Op een heuvel in Ibiza – fragment 1

Het regende, zoals op bijna iedere dag de afgelopen maand, toen ik in Parijs in de Orly-bus stapte op weg naar het vliegveld. De echtparen, vriendinnen en luidruchtige Italianen die de bus bevolkten, leken zich er niet aan te storen. Voor wie op weg is naar huis of een vakantiebestemming doet het weer er niet toe.
De hectiek waarop ik me had voorbereid – de rijen, het gedrom, de paniekerige haast van onervaren reizigers – bleef uit. Deze avond in juli liet zich niet kennen. Op tijd en zonder overboekingen gingen wij de lucht in.
Tijdens de overstap in Barcelona, voelde ik mij direct ontheemd. Voor het eerst sinds een lange tijd was ik in een land waar ik de taal niet sprak. Met Engels, Frans en Duits kom je een eind in de wereld, tot in het Caribisch gebied en Afrika. Hongerig en stom geslagen wees ik naar een broodje met manchego in de vitrine. Par favor. Er volgde een vraag, die ik verstond als ‘Eet je het hier op of neem je het mee?’ en ik herhaalde fonetisch de tweede optie. Het broodje werd voor mij in folie verpakt. Vervolgens durfde ik er nog aan toe te voegen ‘aqua sin gaz, par favor’. Geen idee of dat Spaans is of een verbasterd Italiaans, maar hij begreep het.

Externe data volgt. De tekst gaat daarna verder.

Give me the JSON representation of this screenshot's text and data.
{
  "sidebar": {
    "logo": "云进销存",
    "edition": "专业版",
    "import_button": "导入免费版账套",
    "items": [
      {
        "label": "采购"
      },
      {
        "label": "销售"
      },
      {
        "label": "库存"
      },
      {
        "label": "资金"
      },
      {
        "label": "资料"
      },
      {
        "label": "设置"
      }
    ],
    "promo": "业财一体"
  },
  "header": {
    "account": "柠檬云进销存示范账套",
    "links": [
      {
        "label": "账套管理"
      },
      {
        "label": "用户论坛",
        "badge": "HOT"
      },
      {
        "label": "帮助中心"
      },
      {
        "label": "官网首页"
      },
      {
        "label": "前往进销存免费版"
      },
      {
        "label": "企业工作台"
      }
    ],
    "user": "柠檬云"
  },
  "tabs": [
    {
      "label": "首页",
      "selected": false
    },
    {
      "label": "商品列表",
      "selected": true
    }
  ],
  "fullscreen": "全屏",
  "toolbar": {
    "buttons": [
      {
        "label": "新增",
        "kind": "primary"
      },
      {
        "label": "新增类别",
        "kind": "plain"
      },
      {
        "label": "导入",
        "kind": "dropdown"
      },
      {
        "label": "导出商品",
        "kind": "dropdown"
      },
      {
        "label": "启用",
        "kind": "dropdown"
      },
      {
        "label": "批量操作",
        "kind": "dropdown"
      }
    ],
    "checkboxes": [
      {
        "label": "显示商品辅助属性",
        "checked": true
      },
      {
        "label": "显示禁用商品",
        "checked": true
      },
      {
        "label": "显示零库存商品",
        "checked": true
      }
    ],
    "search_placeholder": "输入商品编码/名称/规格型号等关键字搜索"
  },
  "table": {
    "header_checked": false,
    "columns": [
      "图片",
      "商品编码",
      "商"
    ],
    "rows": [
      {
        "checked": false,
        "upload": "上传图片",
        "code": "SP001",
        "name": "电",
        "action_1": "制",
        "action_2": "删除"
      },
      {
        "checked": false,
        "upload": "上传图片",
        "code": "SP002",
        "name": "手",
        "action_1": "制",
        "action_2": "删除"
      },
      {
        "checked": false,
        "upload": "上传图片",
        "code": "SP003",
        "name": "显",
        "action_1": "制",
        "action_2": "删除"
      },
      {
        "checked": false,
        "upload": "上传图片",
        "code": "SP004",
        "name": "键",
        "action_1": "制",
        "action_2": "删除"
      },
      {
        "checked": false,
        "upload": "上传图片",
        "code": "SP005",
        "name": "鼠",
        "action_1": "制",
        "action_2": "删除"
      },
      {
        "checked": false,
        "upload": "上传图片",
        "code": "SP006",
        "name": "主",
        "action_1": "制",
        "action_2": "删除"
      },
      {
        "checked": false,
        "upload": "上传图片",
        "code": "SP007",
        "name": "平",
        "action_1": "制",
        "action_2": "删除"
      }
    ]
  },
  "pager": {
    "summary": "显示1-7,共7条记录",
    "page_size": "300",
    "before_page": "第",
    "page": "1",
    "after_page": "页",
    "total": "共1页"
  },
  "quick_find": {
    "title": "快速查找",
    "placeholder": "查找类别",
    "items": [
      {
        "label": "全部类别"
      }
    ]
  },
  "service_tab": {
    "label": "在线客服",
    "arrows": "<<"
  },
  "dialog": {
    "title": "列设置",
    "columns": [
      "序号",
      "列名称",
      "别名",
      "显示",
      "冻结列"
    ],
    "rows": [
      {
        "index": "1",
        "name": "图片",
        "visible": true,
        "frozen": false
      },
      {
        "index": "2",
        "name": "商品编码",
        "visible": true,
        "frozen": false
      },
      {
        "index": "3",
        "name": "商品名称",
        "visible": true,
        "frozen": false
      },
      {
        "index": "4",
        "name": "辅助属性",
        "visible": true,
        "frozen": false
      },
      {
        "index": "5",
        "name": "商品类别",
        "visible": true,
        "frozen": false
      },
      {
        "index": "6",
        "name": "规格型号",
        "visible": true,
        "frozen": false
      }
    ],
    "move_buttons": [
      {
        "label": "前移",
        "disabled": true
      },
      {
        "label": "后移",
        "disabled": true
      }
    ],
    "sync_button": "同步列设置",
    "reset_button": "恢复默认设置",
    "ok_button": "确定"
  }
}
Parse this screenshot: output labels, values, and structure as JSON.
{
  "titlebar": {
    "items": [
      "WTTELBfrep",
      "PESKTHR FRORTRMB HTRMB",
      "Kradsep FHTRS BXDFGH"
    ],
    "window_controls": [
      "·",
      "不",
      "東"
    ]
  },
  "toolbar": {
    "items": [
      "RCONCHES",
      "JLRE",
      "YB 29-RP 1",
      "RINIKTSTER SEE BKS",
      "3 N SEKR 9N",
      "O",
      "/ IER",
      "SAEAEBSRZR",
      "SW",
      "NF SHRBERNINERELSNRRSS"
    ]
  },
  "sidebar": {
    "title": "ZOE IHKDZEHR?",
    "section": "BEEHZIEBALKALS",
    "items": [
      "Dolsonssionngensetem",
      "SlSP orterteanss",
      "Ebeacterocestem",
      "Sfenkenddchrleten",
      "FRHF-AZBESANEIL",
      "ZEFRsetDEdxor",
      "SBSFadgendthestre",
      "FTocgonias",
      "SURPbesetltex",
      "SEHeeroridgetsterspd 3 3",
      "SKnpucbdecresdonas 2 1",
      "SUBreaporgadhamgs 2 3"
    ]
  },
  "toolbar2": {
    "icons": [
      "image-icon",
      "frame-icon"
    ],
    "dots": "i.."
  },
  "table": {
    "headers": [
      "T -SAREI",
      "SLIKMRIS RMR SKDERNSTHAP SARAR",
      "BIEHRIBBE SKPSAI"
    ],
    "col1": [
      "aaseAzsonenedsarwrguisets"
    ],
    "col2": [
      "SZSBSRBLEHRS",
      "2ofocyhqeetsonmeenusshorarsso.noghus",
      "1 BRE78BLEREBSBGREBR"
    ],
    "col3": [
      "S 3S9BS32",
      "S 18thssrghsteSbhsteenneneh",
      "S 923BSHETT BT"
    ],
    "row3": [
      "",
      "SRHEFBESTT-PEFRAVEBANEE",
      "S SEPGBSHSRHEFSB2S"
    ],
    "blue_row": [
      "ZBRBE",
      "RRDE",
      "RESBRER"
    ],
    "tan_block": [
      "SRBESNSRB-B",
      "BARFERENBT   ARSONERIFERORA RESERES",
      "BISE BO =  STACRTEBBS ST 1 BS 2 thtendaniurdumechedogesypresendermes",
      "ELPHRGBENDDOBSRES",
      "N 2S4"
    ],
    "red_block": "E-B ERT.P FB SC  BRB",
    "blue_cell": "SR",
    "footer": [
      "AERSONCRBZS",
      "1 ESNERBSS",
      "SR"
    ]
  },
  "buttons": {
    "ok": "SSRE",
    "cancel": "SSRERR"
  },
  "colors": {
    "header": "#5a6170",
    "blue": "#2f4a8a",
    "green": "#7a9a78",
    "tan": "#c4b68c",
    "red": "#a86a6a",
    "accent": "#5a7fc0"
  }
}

Tijdens het inchecken kreeg ik een preview van het Ibiza dat ik uit de verhalen ken. Drie gebruinde, gespierde jongens, van eind twintig, staan in strakke T-shirts en shorts op teenslippers voor me. Ze ruiken sterk naar goedkope aftershave. Af en toe draaien ze hun hoofd naar me om, maar ik vermijd oogcontact, want ik heb onmiddellijk gevoeld dat een blond meisje dat alleen reist een prooi is. Ze zullen er niet erg onder geleden hebben, want twee Engelse meisjes iets verderop doen er juist alles aan om gevangen te worden. Ze giechelen, wijzen en kijken terug – dit alles in rokjes die tot net over hun billen komen en topjes die hun lovehandles bloot laten. Het contact is gelegd voordat ze aan boord gaan en bij aankomst in Ibiza hoor ik ze een afspraak maken om elkaar diezelfde nacht nog te treffen.
Ik word opgehaald door D en zijn engineer en om twaalf uur ontmoeten we de Amerikaan Henry, die een studio op het eiland runt en overal een vip-kaart heeft. We gaan aan tafel in BamBuddha, een restaurant met bamboebossen, masseuses en een tweelingbroer van Hugh Hefner als eigenaar. Drie uur later, vol champagne, sushi, zeewiersalade, gamba’s en steak rijden we naar huis. Het was een warm welkom.

PS Ik ben weer terug in Parijs en heb nu pas internet. Jullie krijgen de verleden tijd als het heden opgediend.